По сравнению с Марией-монстром, стоящей возле алтаря, образ Девы Гваделупской был маленьким и намеренно спрятанным чуть ли не в самый дальний угол храма, так что его почти не было видно.
– ¡Sí! – крикнула Лупе, топнув ногой; она вдруг плюнула на пол, почти идеально попав между двумя Девами.
– Еще один возможный обман, – сказал Хуан Диего, дабы объяснить спонтанный плевок сестры. – Но Гваделупская Дева не так уж плоха, просто ее немного подпортили.
– Так это та самая девочка… – начал было Эдвард Боншоу, но брат Пепе предостерегающе положил руку на плечо айовца.
– Не говорите этого, – предупредил Пепе молодого американца.
– Нет, она не та самая, – ответил Хуан Диего. Невысказанное остановленное слово зависло в храме, как будто его передала одна из чудотворных Дев. (Естественно, Лупе прочитала мысли нового миссионера; она знала, о чем он думал.)
– Нога мальчика не в порядке, она раздавлена и вывернута не в ту сторону, – сказал Эдвард брату Пепе. – Разве не доктор должен его осмотреть?
– ¡Sí! – крикнул Хуан Диего. – Отвезите меня к доктору Варгасу. Только хозяин надеялся на чудо.
– Хозяин? – спросил сеньор Эдуардо, как будто это слово можно было принять за обращение верующего к Всемогущему.
– Только не этот хозяин, – сказал брат Пепе.
– Какой хозяин? – спросил айовец.
– El jefe, – сказал Хуан Диего, указывая на взволнованного Риверу, придавленного сознанием собственной вины.
– Ага!
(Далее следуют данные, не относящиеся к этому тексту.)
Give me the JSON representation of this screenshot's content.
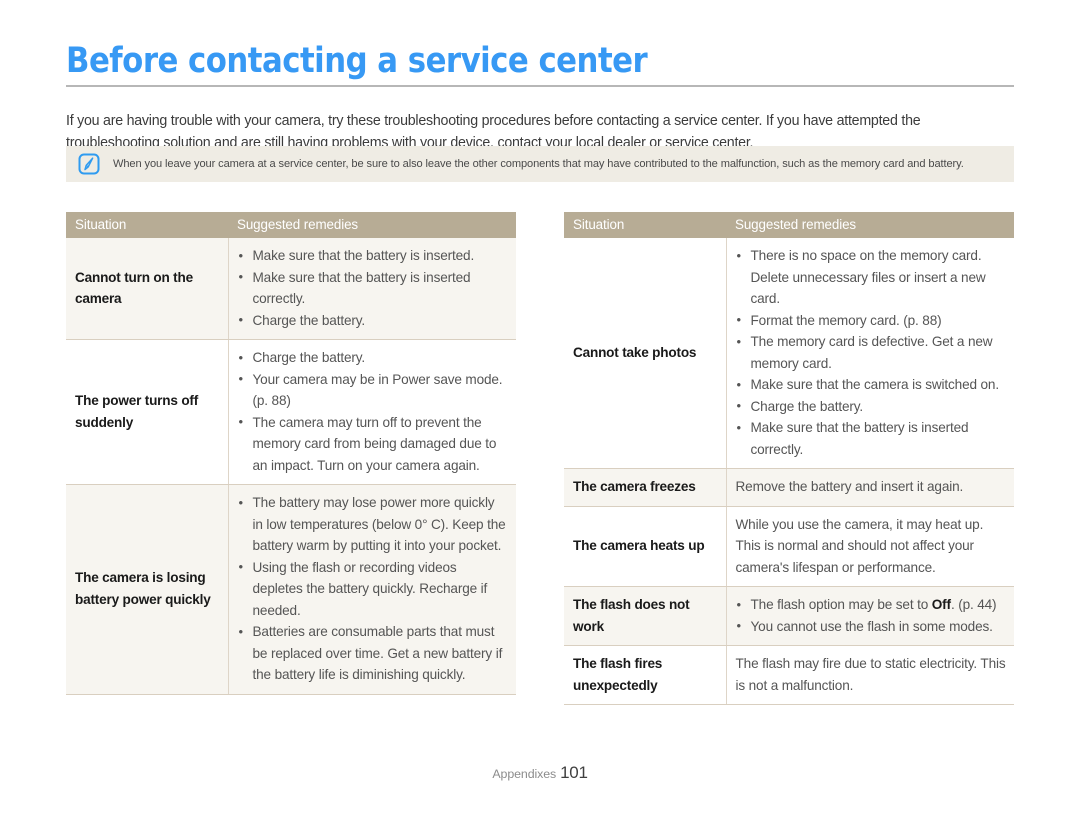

Отец мальчика? – спросил Эдвард у Пепе.
– Нет, наверное, нет – он хозяин свалки, – сказал брат Пепе.
– Он был за рулем грузовика! Он слишком ленив, чтобы починить боковое зеркало! И посмотрите на его дурацкие усы! Ни одна женщина, которая не проститутка, никогда не захочет его с этой волосатой гусеницей на губе! – проблекотала Лупе.
– Боже, она говорит на своем собственном языке, верно? – спросил Эдвард Боншоу брата Пепе.
– Это Ривера. Он вел грузовик, который меня переехал, но он для нас как отец – лучше, чем отец. Он нас не бросает, – сказал Хуан Диего новому миссионеру. – И он никогда не бьет нас.
– Ага, – сказал Эдвард с несвойственной для него осторожностью. – А твоя мать? Где она…
Словно вызванная Девами-бездельницами, взявшими себе выходной, Эсперанса бросилась к своему сыну у алтаря; она была восхитительно красивой молодой женщиной, которая всякий раз устраивала парад из своего появления, где бы то ни происходило. Мало того что она не была похожа на уборщицу у иезуитов; айовцу она, безусловно, не показалась чьей бы то ни было матерью.
И что такого особенного в женщинах с такой грудью? – размышлял про себя брат Пепе. Почему их грудь вечно так выпирает?
– Как всегда – поздно, как обычно – в истерике, – угрюмо сказала Лупе. На Деву Марию и Деву Гваделупскую девочка смотрела без всякой веры – при появлении своей матери Лупе просто отвернулась.
– Мальчик наверняка не ее… – начал было сеньор Эдуардо.
– Нет, ее… как и девочка, – только и сказал Пепе.